The film tells the story of an asura, or “one who gives their life to avenge another”. Yuki, aka Lady Snowblood (Meiko Kaji), is born into the worst of conditions: she is reared in prison and cursed to be a demon of vengeance. She is the product of a rape pregnancy and her mother dies from childbirth, but not before she passes onto her newborn her fiery hatred for the cadre of swindlers that brutally murdered Yuki’s father and brother.
She eventually comes under the care of priest and disciplinarian who fiercely trains Yuki as an asura, hellbent on avenging the wrongs done to her family. The film often strays from a linear structure to convey much of the backstory as we follow Yuki on her quest to hunt down the remaining criminals and make them pay for their sins.
It’s important to note that the film falls under two specific categories of Japanese storytelling: Jidaigeki, or “period drama”, and Chanbara, or “sword-fighting movies”. The story is set during a time of upheaval in Japan’s history. The country had made the decision to eschew long-standing customs and modernize to keep pace with the rest of the world, including expanding its military force. This shift in governance forces the establishment of an involuntary draft system, causing protests amongst the peasants and dividing the social classes even further.
This is the framework our story takes place within, with Yuki acting as an empowered instrument of the lower class. The quartet of swindlers make off with a pile of scam money from peasants hoping to buy off their child’s military service requirements. Unfortunately for the peasants, no such program exists.
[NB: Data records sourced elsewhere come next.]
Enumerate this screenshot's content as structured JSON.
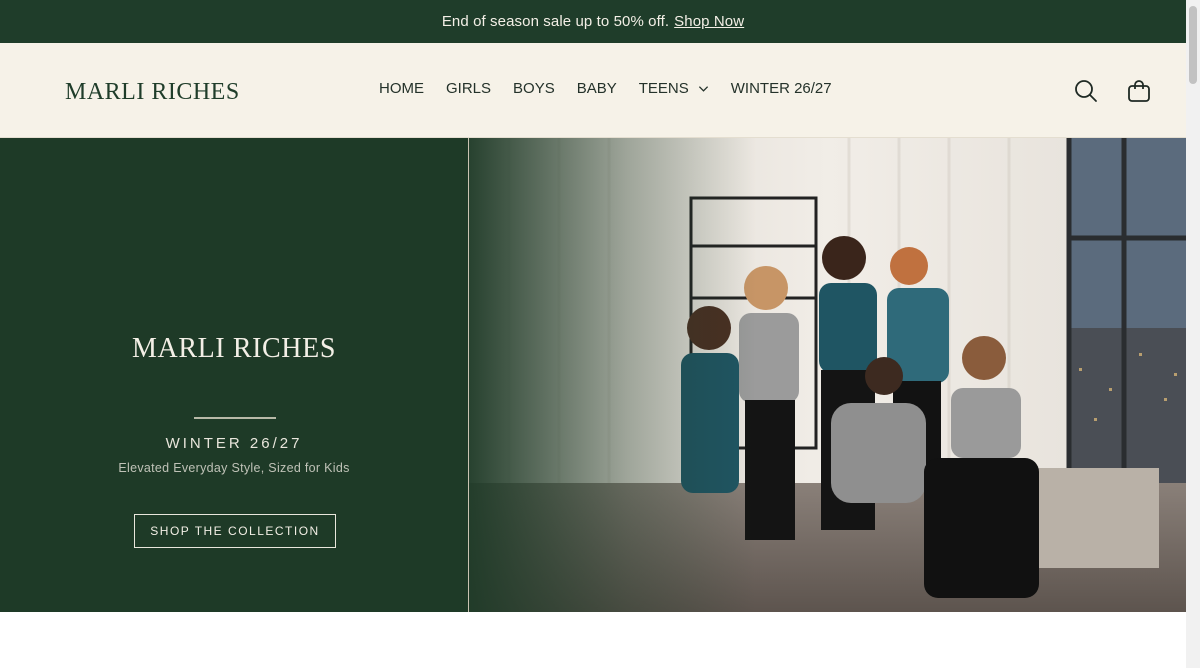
{
  "announcement": {
    "text": "End of season sale up to 50% off.",
    "link_label": "Shop Now"
  },
  "header": {
    "logo": "MARLI RICHES",
    "nav": [
      {
        "label": "HOME"
      },
      {
        "label": "GIRLS"
      },
      {
        "label": "BOYS"
      },
      {
        "label": "BABY"
      },
      {
        "label": "TEENS",
        "has_dropdown": true
      },
      {
        "label": "WINTER 26/27"
      }
    ],
    "icons": [
      "search-icon",
      "shopping-bag-icon"
    ]
  },
  "hero": {
    "brand": "MARLI RICHES",
    "season": "WINTER  26/27",
    "tagline": "Elevated Everyday Style, Sized for Kids",
    "cta_label": "SHOP THE COLLECTION",
    "photo_description_icon": "hero-photo"
  },
  "colors": {
    "brand_green": "#1f3d2a",
    "header_bg": "#f6f2e8",
    "hero_green": "#1e3a27",
    "cream_text": "#f3efe6"
  }
}
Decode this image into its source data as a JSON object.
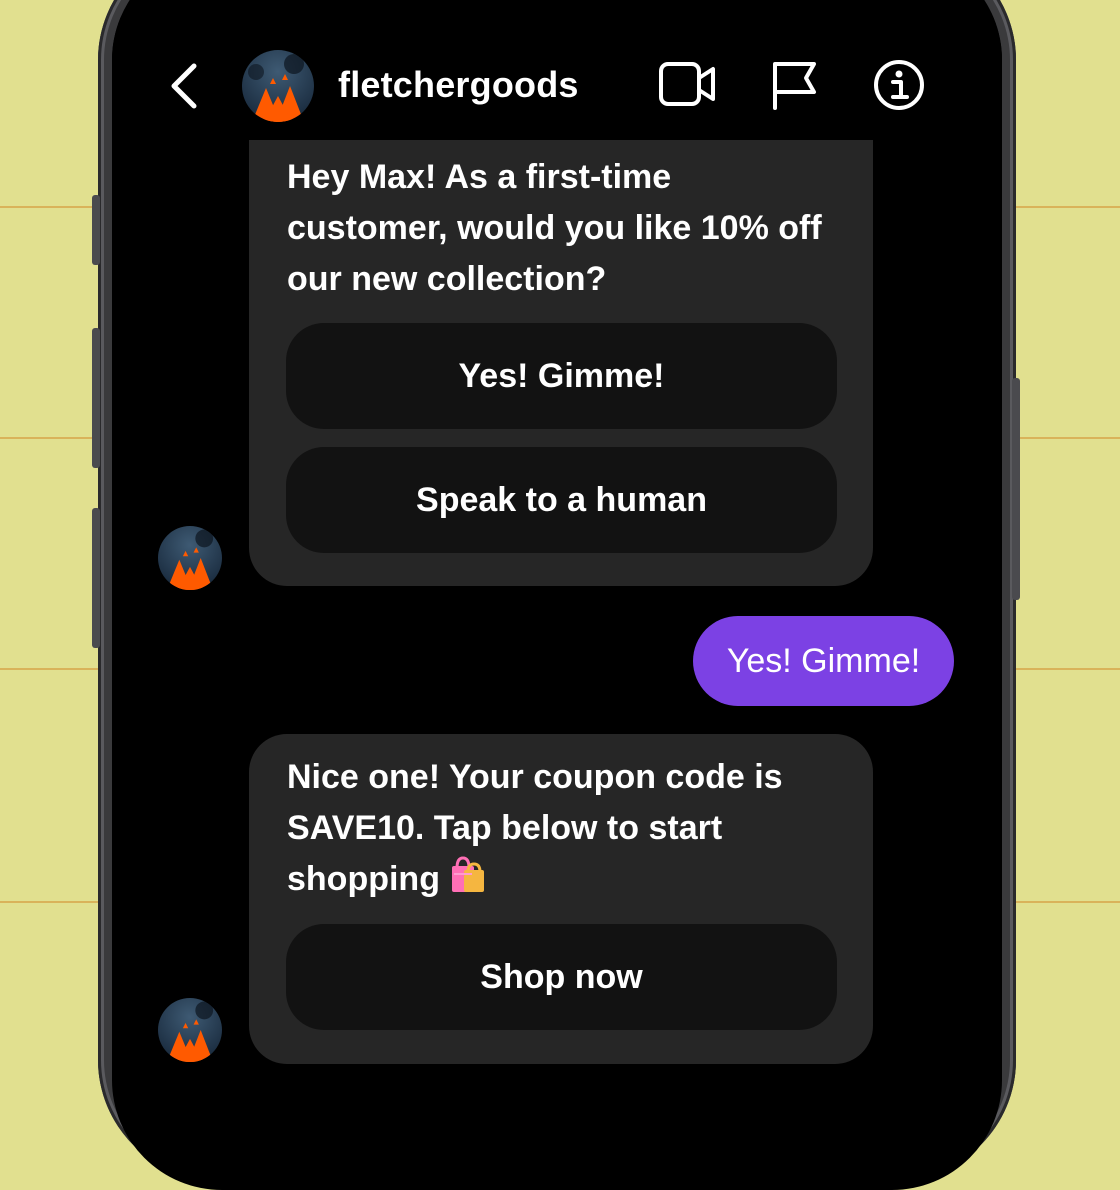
{
  "header": {
    "back_icon": "chevron-left-icon",
    "username": "fletchergoods",
    "video_icon": "video-camera-icon",
    "flag_icon": "flag-icon",
    "info_icon": "info-icon"
  },
  "messages": [
    {
      "from": "business",
      "text": "Hey Max! As a first-time customer, would you like 10% off our new collection?",
      "quick_replies": [
        "Yes! Gimme!",
        "Speak to a human"
      ]
    },
    {
      "from": "user",
      "text": "Yes! Gimme!"
    },
    {
      "from": "business",
      "text": "Nice one! Your coupon code is SAVE10. Tap below to start shopping",
      "emoji_icon": "shopping-bags-icon",
      "button": "Shop now"
    }
  ],
  "colors": {
    "background": "#e1e08f",
    "screen": "#000000",
    "bubble": "#262626",
    "button": "#121212",
    "sent_bubble": "#7c41e4",
    "avatar_accent": "#ff5a00"
  }
}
One day Yuki’s parents come across the scammers and are mistaken for government officials, thus they savagely murder Yuki’s father and even Yuki’s older brother. We see a shocking glimpse of the boy’s blood draining from his lifeless corpse, staining the stream beneath him red. Yuki’s mother, Sayo, is raped repeatedly and ends up pregnant with Yuki as a result. The deadly demigod bore under these conditions is no less than the criminals’ own creation.
From that jumping off point, we follow Yuki as she attempts to track down the scumbags that destroyed her family and bestowed upon her this eternal quest for vengeance.
I love a good revenge story, and this is a pretty stellar example of one. The story isn’t a new invention, but the stylistic choices are certainly interesting. To start, the blood sprays from every gaping wound is – *chef’s kiss* – magnificent. A single slice of her blade and geysers of blood spill out, and to make it better every set is dressed with a multitude of fabrics and surfaces for the blood to stain. Which looks incredible on a 4K tv.
The other stylistic choice I admired was the use of hand-held cameras in many of the action scenes. Several of the fights feature a multitude of POV shots instead of training the camera on Yuki and watching each enemy approach her one-by-one. We actually see from the enemy perspective what it would look like to stare down the asura in the field of battle. It feels unique and shines the brightest of spotlights on one of Japan’s most illustrious exploitation actors, Meiko Kaji.
I had a feeling when I bought this one I would love it, and it absolutely delivered. Style to spare, old fashioned revenge, buckets of blood, and a ruthless assassin with an umbrella sword.